Decision citeria for hypothesis testing – types of errors

  • Let's recall the definition of \( \alpha \):

    Probability of Type I Error
    \[ \alpha = P(\text{type I error}) = P(\text{reject }H_0\text{ when }H_0\text{ is true}) \]
  • Suppose that the null hypothesis is true, i.e, \( \tilde{\mu} = \mu \), yet we find that

    \[ \tilde{\mu} \notin \left( \overline{x} - \sigma_\overline{X} z_\frac{\alpha}{2} , \overline{x} + \sigma_\overline{X} z_\frac{\alpha}{2}\right). \]

  • If \( H_0 \) is actually true, then concluding that \( \tilde{\mu} \) is not a reasonable value for \( \mu \) is precisely a type I error.

  • If we have constructed a \( (1-\alpha)\times 100\% \) confidence interval, the rate at which

    \[ \tilde{\mu} \notin \left( \overline{X} - \sigma_\overline{X} z_\frac{\alpha}{2} , \overline{X} + \sigma_\overline{X} z_\frac{\alpha}{2}\right) \] with respect to infinite replications is precisely the rate of failure, \( \alpha \).

  • Therefore, we have the equivalence:

    \[ (1-\alpha)\times 100\% \text{ confidence} \Leftrightarrow \alpha = P(\text{type I error}). \]

  • The above relationship expresses the duality of confidence intervals and hypothesis tests.

  • This explains, in part, why t.test() computes both a confidence interval and hypothesis test simultaneously;

    • the two procedures are formally equivalent.

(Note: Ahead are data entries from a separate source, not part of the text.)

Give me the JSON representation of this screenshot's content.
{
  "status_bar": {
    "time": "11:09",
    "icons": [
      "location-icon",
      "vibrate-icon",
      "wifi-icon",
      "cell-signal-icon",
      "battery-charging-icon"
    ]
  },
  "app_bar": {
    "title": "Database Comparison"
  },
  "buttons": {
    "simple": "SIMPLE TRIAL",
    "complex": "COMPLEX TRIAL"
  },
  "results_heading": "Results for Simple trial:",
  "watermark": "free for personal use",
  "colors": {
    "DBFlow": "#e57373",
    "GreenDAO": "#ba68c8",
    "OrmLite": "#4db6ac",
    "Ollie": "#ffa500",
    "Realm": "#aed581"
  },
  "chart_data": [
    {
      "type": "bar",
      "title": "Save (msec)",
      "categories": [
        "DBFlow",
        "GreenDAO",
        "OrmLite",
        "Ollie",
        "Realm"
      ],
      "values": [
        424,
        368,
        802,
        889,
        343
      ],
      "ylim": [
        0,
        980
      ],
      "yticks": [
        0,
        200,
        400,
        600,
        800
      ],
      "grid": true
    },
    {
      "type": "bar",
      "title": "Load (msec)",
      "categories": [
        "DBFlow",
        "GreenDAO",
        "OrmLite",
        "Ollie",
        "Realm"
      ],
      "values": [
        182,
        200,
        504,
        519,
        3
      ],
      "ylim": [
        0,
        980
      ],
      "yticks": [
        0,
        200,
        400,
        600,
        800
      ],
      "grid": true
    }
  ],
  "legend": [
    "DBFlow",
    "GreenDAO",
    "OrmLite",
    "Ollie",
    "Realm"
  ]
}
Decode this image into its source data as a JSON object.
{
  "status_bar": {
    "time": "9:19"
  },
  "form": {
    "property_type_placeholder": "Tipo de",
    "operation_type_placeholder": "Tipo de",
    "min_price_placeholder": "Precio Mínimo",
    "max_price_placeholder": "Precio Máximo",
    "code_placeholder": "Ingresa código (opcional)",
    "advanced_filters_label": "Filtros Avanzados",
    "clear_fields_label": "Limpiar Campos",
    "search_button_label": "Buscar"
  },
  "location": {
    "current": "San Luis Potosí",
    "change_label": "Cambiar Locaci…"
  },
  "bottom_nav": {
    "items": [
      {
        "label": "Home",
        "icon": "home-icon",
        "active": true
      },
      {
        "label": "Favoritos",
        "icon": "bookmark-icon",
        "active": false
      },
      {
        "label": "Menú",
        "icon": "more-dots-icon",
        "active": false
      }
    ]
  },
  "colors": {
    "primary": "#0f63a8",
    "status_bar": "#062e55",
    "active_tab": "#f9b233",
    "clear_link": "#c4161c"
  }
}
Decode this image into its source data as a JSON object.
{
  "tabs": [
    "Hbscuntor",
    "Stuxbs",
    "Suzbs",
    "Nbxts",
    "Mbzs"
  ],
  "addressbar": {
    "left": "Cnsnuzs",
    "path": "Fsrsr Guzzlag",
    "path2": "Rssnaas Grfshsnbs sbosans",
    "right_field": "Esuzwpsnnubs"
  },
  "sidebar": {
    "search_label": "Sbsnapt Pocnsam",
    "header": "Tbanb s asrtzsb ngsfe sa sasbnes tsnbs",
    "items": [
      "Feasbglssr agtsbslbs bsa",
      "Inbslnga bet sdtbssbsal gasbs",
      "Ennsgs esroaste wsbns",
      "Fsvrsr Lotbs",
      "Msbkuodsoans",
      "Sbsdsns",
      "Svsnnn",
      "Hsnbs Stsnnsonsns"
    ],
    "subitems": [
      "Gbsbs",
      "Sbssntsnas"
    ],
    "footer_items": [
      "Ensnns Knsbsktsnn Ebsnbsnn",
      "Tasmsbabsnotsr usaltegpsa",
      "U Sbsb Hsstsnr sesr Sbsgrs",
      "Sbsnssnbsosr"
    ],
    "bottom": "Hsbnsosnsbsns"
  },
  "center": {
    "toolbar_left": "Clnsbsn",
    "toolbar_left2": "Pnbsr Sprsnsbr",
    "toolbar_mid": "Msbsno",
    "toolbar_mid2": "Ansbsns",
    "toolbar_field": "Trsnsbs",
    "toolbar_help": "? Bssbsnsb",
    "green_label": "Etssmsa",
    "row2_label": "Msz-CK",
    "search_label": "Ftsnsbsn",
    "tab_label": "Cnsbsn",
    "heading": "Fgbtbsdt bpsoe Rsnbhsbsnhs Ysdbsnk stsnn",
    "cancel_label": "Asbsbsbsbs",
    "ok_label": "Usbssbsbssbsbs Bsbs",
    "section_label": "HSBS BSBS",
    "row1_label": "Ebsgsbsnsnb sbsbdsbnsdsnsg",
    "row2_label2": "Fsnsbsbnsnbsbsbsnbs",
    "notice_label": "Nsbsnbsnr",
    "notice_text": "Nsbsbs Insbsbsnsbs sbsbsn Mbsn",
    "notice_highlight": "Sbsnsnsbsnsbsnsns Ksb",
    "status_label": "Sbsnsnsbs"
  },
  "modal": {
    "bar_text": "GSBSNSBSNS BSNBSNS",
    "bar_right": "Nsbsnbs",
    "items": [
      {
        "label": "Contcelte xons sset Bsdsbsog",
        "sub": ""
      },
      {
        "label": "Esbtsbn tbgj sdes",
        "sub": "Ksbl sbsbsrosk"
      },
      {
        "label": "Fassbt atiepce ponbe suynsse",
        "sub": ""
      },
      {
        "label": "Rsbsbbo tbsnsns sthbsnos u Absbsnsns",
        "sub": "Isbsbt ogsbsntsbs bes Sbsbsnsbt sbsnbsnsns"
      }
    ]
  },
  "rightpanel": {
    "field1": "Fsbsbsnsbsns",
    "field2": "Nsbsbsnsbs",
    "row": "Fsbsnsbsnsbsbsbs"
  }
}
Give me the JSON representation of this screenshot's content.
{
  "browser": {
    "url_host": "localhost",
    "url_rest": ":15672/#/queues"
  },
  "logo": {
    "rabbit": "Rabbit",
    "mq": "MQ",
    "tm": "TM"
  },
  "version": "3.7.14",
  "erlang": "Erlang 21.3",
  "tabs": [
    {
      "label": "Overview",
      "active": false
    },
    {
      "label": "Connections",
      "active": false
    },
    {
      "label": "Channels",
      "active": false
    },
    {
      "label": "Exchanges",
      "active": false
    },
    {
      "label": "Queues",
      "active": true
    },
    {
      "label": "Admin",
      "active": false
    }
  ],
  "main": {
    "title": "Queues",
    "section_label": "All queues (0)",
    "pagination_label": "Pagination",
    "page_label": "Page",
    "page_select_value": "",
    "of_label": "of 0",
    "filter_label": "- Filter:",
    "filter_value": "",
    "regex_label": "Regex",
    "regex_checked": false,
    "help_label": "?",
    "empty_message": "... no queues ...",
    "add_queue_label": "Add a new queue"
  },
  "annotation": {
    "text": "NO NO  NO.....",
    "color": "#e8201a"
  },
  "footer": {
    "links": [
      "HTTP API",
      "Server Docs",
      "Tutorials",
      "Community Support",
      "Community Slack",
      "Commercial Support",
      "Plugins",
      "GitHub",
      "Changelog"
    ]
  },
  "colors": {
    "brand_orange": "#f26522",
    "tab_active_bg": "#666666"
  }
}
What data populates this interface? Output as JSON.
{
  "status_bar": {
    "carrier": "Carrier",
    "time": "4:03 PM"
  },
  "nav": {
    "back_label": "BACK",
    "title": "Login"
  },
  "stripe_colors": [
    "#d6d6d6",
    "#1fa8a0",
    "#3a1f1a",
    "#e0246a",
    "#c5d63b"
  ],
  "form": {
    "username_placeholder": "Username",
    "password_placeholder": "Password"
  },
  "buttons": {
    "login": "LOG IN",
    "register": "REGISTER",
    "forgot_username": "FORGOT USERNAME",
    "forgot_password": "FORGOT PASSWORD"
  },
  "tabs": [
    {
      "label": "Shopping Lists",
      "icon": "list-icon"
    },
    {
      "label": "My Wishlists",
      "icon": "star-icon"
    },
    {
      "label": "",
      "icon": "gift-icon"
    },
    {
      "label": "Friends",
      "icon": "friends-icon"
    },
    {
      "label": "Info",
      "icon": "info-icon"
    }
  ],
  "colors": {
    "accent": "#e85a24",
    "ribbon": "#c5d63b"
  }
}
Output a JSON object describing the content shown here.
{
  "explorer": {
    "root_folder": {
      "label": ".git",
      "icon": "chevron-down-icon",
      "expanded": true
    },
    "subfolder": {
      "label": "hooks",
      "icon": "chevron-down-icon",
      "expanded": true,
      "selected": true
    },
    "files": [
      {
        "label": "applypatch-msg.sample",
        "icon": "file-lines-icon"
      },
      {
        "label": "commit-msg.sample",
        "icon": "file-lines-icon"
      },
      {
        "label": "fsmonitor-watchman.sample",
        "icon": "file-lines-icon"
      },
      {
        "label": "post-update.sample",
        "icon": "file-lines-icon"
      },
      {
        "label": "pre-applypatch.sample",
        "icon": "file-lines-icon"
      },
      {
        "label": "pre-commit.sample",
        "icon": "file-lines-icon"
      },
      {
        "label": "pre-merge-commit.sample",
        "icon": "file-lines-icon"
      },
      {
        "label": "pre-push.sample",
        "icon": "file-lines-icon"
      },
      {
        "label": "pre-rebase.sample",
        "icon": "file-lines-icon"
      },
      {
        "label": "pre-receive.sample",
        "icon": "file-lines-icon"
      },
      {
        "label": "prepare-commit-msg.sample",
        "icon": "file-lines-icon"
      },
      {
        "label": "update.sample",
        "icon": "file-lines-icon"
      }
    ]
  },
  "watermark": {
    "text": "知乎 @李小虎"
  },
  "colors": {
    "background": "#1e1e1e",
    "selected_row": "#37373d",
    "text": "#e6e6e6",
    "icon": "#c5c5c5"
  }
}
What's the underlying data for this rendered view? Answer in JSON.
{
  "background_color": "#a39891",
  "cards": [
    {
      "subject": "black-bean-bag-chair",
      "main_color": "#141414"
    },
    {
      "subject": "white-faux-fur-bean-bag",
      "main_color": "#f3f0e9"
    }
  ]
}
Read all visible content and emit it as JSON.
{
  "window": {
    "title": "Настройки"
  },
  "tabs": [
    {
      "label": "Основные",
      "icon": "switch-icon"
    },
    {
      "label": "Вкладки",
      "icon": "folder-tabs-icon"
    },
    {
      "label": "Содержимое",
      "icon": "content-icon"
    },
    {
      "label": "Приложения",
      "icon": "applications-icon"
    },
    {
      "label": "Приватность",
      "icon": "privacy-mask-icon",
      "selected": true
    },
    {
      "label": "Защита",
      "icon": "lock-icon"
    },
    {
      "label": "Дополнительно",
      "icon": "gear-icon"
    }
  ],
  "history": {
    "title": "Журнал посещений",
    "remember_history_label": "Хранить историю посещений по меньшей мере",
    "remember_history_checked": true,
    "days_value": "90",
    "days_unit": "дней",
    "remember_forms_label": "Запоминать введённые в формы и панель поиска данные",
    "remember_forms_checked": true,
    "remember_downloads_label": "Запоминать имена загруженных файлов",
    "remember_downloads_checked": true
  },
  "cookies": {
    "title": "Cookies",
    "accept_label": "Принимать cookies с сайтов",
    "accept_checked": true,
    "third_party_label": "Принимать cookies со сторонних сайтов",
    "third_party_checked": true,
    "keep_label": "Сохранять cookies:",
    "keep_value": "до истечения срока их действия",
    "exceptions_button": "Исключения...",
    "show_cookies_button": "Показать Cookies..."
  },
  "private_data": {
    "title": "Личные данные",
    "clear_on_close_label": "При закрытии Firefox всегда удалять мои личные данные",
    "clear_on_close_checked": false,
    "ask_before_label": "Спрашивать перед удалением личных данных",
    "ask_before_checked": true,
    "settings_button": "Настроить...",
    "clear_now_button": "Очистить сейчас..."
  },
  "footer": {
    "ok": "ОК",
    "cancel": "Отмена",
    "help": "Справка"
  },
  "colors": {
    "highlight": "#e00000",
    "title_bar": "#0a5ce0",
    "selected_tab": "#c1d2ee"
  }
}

Decision citeria for hypothesis testing – types of errors

  • If we consider how we constructed the confidence interval, the duality makes sense once again.
  • In our earlier example, we had \( H_0: \mu = 50 \) and \( H_1 : \mu \neq 50 \).
  • We define our decision criterion in that we will reject the null hypothesis if \( \overline{x} \) lies outside of a stated interior region around the assumed \( \mu=50 \).
Critical regions hypothesis testing. Critical regions hypothesis testing.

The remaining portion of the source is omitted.